A loss to Alexander Povetkin followed next, but a couple of victories over fellow journeymen Michael Sprott and George Arias somehow earned Takam a shot at Joseph Parker in bid to climb the IBF rankings.
Parker won at a canter, and despite a pair of wins since that was the last moment of any significance in the French-Cameroonian’s career.
So, 15 months after his last fight of any consequence – a defeat against a fighter not really good enough to lace AJ’s boots – Takam must somehow produce the performance of a lifetime to even make the final bell against the unbeaten British champion.
The bookies have made AJ the 1/25 favourite here, with Takam a fairly generous 16/1 to deliver one of the biggest upsets in boxing history.
So the odds-makers suggest he will struggle to land a glove on Joshua, let alone win, and so punters need to look elsewhere for value.

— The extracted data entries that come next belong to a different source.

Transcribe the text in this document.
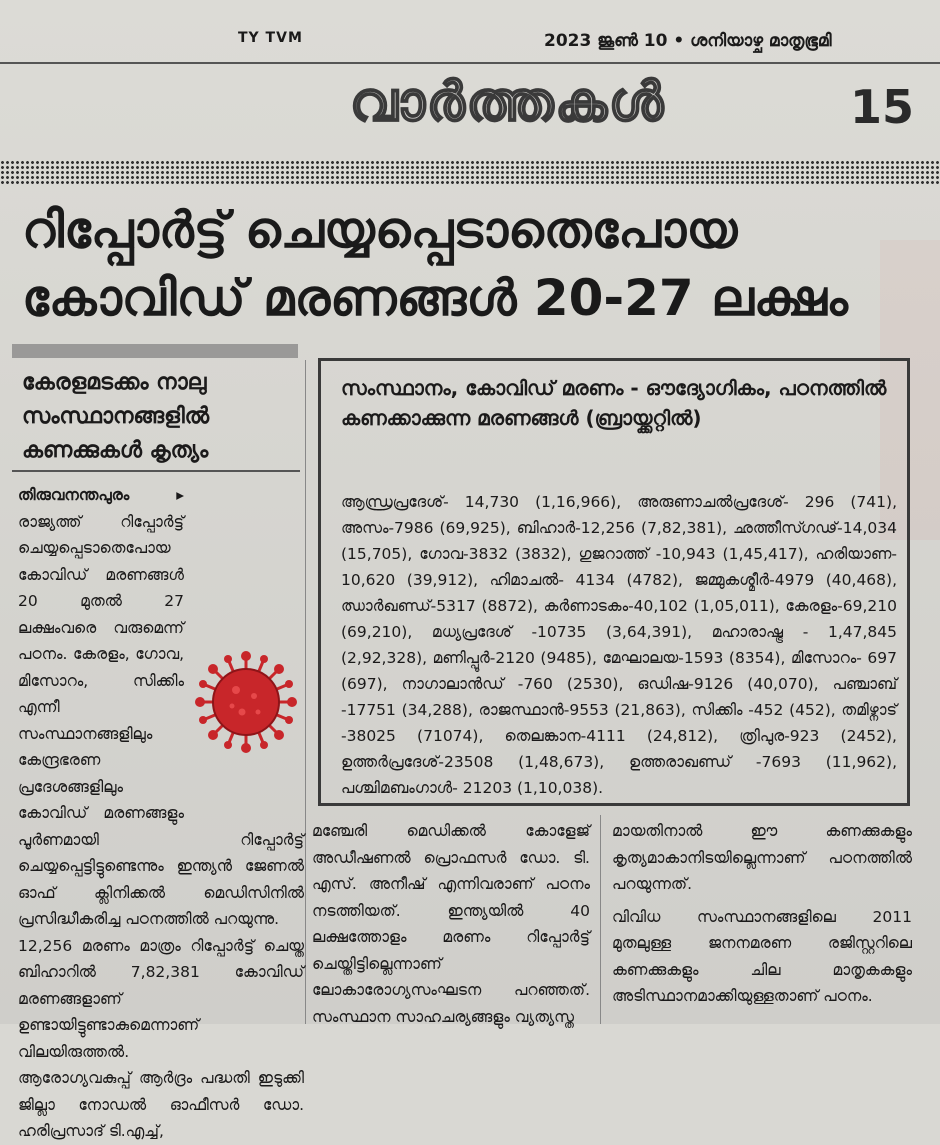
TY TVM	2023 ജൂൺ 10 • ശനിയാഴ്ച മാതൃഭൂമി
വാർത്തകൾ	15
റിപ്പോർട്ട് ചെയ്യപ്പെടാതെപോയ കോവിഡ് മരണങ്ങൾ 20-27 ലക്ഷം
കേരളമടക്കം നാലു സംസ്ഥാനങ്ങളിൽ കണക്കുകൾ കൃത്യം

തിരുവനന്തപുരം ▸ രാജ്യത്ത് റിപ്പോർട്ട് ചെയ്യപ്പെടാതെപോയ കോവിഡ് മരണങ്ങൾ 20 മുതൽ 27 ലക്ഷംവരെ വരുമെന്ന് പഠനം. കേരളം, ഗോവ, മിസോറം, സിക്കിം എന്നീ സംസ്ഥാനങ്ങളിലും കേന്ദ്രഭരണ പ്രദേശങ്ങളിലും കോവിഡ് മരണങ്ങളും പൂർണമായി റിപ്പോർട്ട് ചെയ്യപ്പെട്ടിട്ടുണ്ടെന്നും ഇന്ത്യൻ ജേണൽ ഓഫ് ക്ലിനിക്കൽ മെഡിസിനിൽ പ്രസിദ്ധീകരിച്ച പഠനത്തിൽ പറയുന്നു.

12,256 മരണം മാത്രം റിപ്പോർട്ട് ചെയ്ത ബിഹാറിൽ 7,82,381 കോവിഡ് മരണങ്ങളാണ് ഉണ്ടായിട്ടുണ്ടാകുമെന്നാണ് വിലയിരുത്തൽ.

ആരോഗ്യവകുപ്പ് ആർദ്രം പദ്ധതി ഇടുക്കി ജില്ലാ നോഡൽ ഓഫീസർ ഡോ. ഹരിപ്രസാദ് ടി.എച്ച്,

സംസ്ഥാനം, കോവിഡ് മരണം - ഔദ്യോഗികം, പഠനത്തിൽ കണക്കാക്കുന്ന മരണങ്ങൾ (ബ്രായ്ക്കറ്റിൽ)
ആന്ധ്രപ്രദേശ്- 14,730 (1,16,966), അരുണാചൽപ്രദേശ്- 296 (741), അസം-7986 (69,925), ബിഹാർ-12,256 (7,82,381), ഛത്തീസ്ഗഢ്-14,034 (15,705), ഗോവ-3832 (3832), ഗുജറാത്ത് -10,943 (1,45,417), ഹരിയാണ- 10,620 (39,912), ഹിമാചൽ- 4134 (4782), ജമ്മുകശ്മീർ-4979 (40,468), ഝാർഖണ്ഡ്-5317 (8872), കർണാടകം-40,102 (1,05,011), കേരളം-69,210 (69,210), മധ്യപ്രദേശ് -10735 (3,64,391), മഹാരാഷ്ട്ര - 1,47,845 (2,92,328), മണിപ്പൂർ-2120 (9485), മേഘാലയ-1593 (8354), മിസോറം- 697 (697), നാഗാലാൻഡ് -760 (2530), ഒഡിഷ-9126 (40,070), പഞ്ചാബ് -17751 (34,288), രാജസ്ഥാൻ-9553 (21,863), സിക്കിം -452 (452), തമിഴ്നാട് -38025 (71074), തെലങ്കാന-4111 (24,812), ത്രിപുര-923 (2452), ഉത്തർപ്രദേശ്-23508 (1,48,673), ഉത്തരാഖണ്ഡ് -7693 (11,962), പശ്ചിമബംഗാൾ- 21203 (1,10,038).

മഞ്ചേരി മെഡിക്കൽ കോളേജ് അഡീഷണൽ പ്രൊഫസർ ഡോ. ടി. എസ്. അനീഷ് എന്നിവരാണ് പഠനം നടത്തിയത്. ഇന്ത്യയിൽ 40 ലക്ഷത്തോളം മരണം റിപ്പോർട്ട് ചെയ്തിട്ടില്ലെന്നാണ് ലോകാരോഗ്യസംഘടന പറഞ്ഞത്. സംസ്ഥാന സാഹചര്യങ്ങളും വ്യത്യസ്ത

മായതിനാൽ ഈ കണക്കുകളും കൃത്യമാകാനിടയില്ലെന്നാണ് പഠനത്തിൽ പറയുന്നത്.

വിവിധ സംസ്ഥാനങ്ങളിലെ 2011 മുതലുള്ള ജനനമരണ രജിസ്റ്ററിലെ കണക്കുകളും ചില മാതൃകകളും അടിസ്ഥാനമാക്കിയുള്ളതാണ് പഠനം.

Takam has only been knocked out once, and that was by the heavy-handed Alexander Povetkin, so AJ might not be able to breach the Frenchman’s defences and iron chin as quickly as he might like. He took seven rounds to see off Dominic Breazeale and Dillian Whyte, and perhaps we’re looking at a similar conclusion to this one.
An avenue of potential value would be to explore Over 4.5 Rounds at 11/10, a wager that would have landed in three of AJ’s last five fights. It’s hard to find any other odds-against value here to be honest.